The state of North Carolina allows you to seek a divorce at any time, for any reason, and without the need for your spouse’s approval. However, just because you have the ability to end your marriage doesn’t necessarily mean it’s the best decision. Let’s take a look at what you should think about before filing.
Am I allowing my emotions to dictate my decisions?
It’s generally not in your best interest to file for divorce immediately after engaging in an argument with your spouse. Furthermore, it’s generally not a good idea to make a decision about your marriage during an especially stressful time in your life. This is because you may make a choice that you are not prepared to follow through with, and an inability to do so can have negative consequences for yourself, your spouse, and your children.

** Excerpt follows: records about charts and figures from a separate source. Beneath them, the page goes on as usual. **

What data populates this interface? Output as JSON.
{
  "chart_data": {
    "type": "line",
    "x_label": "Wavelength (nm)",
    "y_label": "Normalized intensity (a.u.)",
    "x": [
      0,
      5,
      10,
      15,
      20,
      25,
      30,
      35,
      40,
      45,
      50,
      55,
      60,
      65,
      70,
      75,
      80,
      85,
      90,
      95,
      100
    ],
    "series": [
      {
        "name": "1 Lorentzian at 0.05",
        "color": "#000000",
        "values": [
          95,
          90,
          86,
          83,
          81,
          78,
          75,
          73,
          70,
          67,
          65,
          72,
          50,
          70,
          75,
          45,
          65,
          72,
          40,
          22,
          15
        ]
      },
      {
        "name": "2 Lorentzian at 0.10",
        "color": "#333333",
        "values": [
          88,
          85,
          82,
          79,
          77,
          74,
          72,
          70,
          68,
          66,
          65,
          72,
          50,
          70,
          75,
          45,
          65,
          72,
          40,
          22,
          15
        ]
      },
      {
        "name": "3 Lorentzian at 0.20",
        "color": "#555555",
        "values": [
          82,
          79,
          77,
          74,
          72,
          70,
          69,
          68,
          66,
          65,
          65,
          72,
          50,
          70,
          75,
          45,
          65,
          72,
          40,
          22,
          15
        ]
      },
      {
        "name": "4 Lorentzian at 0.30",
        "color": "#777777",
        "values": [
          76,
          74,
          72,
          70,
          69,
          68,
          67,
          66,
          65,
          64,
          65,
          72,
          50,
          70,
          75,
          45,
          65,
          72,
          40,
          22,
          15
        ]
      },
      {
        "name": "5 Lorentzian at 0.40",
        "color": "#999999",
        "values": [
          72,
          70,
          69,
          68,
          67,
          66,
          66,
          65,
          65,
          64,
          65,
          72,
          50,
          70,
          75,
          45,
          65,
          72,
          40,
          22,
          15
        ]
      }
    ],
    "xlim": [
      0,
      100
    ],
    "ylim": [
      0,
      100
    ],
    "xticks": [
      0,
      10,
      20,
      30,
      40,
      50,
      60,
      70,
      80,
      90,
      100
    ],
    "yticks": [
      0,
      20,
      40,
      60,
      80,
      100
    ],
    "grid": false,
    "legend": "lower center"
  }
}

Am I ready to live on my own?
In North Carolina, you and your spouse need to be separated for at least a year before you can file for an absolute divorce. If you sense your relationship is turning sour, you need to consider your living circumstances and how you will adjust to being away from your partner. Do you have a job that can provide enough for you and your child? Will you stay in the house, or move somewhere else? Will you want to remain in North Carolina? It’s important to speak with a financial advisor and/or an attorney to help you establish your living circumstances during this difficult time.
Is it the right choice for your family?
It’s no secret that divorce can be a grueling process for everyone involved, so it’s understandable that those considering it may be hesitant for what it will do to their families and living circumstances. However, being indecisive for too long can hurt you and your family in the long run. Forcing yourself to be with someone you no longer love so that your child does not experience having divorced parents does not do your mental health any favors, and it could create an even more hostile environment for your kids.
If you think that your relationship is going to end soon, it’s a good idea to start gathering financial documents and other important papers. Obtaining these documents may make it easier to obtain a favorable outcome whether you end your marriage through mediation or litigation.